Au camp nous retrouvons les Dexant, les Trouvé pour une très belle soirée organisée par l’équipe de spéléos : Moscatel, foie gras…et discours en Français et Espagnol.

Le M2 restituera un peu plus tard Eric et Gérard qui complèteront la photo de groupe. 

Mardi 19 juillet.

Equipe HS4/ grotte glacée Bernard (s) PMA, Patrice

En surface et randonnée : Isabelle, Ginette, Gil et Philippe 

Nous partons à 8 heures au HS4 avec l’équipe de pointe. Bernard H nous servira de guide dans la cavité pour atteindre la partie glacée, la plus accessible. 

Le parcours en surface sur le lapiaz est grandiose entre Veronica et l’entrée de la cavité : de beaux passages aériens avec un contournement possible pour nos accompagnatrices encadrées par Claude et PMA. 

La suite que nous découvrirons, cachée sous des tonnes de neige, est aussi spectaculaire. L’entrée est un vaste entonnoir réceptacle des neiges hivernales que l’on parcourt crampons aux pieds. Des parois verticales de plusieurs dizaines de mètres l’encerclent. Leurs relais sont encombrés de blocs instables. Ceux en suspens, dans les couloirs, glisseront sur la neige lorsque le soleil les atteindra.
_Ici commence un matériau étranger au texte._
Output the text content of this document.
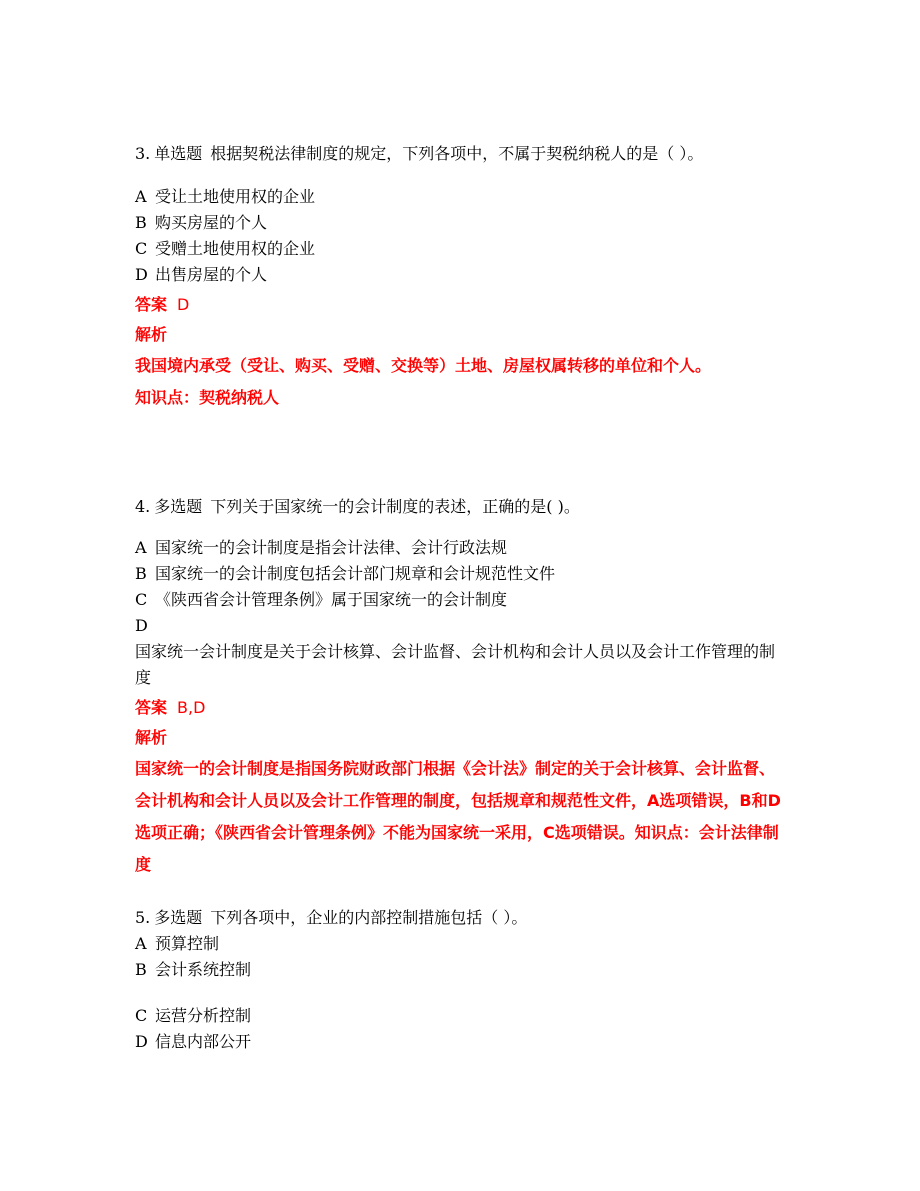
3. 单选题 根据契税法律制度的规定，下列各项中，不属于契税纳税人的是（ ）。

A 受让土地使用权的企业
B 购买房屋的个人
C 受赠土地使用权的企业
D 出售房屋的个人
答案 D
解析
我国境内承受（受让、购买、受赠、交换等）土地、房屋权属转移的单位和个人。
知识点：契税纳税人

4. 多选题 下列关于国家统一的会计制度的表述，正确的是( )。

A 国家统一的会计制度是指会计法律、会计行政法规
B 国家统一的会计制度包括会计部门规章和会计规范性文件
C 《陕西省会计管理条例》属于国家统一的会计制度
D
国家统一会计制度是关于会计核算、会计监督、会计机构和会计人员以及会计工作管理的制度
答案 B,D
解析
国家统一的会计制度是指国务院财政部门根据《会计法》制定的关于会计核算、会计监督、会计机构和会计人员以及会计工作管理的制度，包括规章和规范性文件，A选项错误，B和D选项正确；《陕西省会计管理条例》不能为国家统一采用，C选项错误。知识点：会计法律制度

5. 多选题 下列各项中，企业的内部控制措施包括（ ）。

A 预算控制
B 会计系统控制
C 运营分析控制
D 信息内部公开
C’est un ensemble de puits de plus de 200 mètres, en partie comblés par la neige et la glace, dans ses tréfonds. Il laisse passer avec parcimonie les explorateurs.  Voilà une cavité vivante qui se mérite. Un fort courant d’air aléatoire tente de les tromper. Tous les ans il est nécessaire de chercher le passage entre la neige et la paroi. Parfois il se dérobe. C’est un K5 à la puissance 10. Même s’il est difficile d’extrapoler par rapport au système M2/I19/K5, on imagine que le ruisseau, issu de la fonte, a creusé sous la montagne de vastes volumes. 


Après notre entrainement de la veille, la descente est aisée. Une bifurcation nous conduit vers une superbe partie glacée. L’autre emporte l’équipe de pointe vers l’inconnu.

Bernard H réalise des photographies de paysages de glaces d’une transparence incroyable. Encore de beaux souvenirs pour nos soirées d’hiver. Nous servons de sujets avec quelques poses inhabituelles. Je ne regrette pas mes deux couches de sous-vêtements qui m’isolent des températures polaires environnantes. 

La remontée est plus facile que la veille car j’ai mis de l’ordre dans mes appareils : de gaucher me voilà droitier.

En surface nous retrouvons Isabelle et Ginette qui, stoïques, nous ont attendus. Leurs discussions, des conneries de fille (sic), n’auront pas d’écoute et s’effilocheront dans les rafales de vents…

Le retour est plus confortable que l’aller même s’il faut parfois chercher son chemin au mili

eu de ce chaos de roches. Nous passerons devant le A8 exploré au début des années 1970. Le D11 ne sera pas retrouvé mais pas vraiment cherché. Durant les premières années, le camp de l’ASC se situait près de la cabane de Veronica. Il laissera de nombreux souvenirs aux Charentais de l’époque ici présents (Gil, Paul, Dominique et Michel). Désormais, le refuge de Veronica est gardé et propose une offre de boissons. Il y a 50 ans, sa fortune aurait été assurée.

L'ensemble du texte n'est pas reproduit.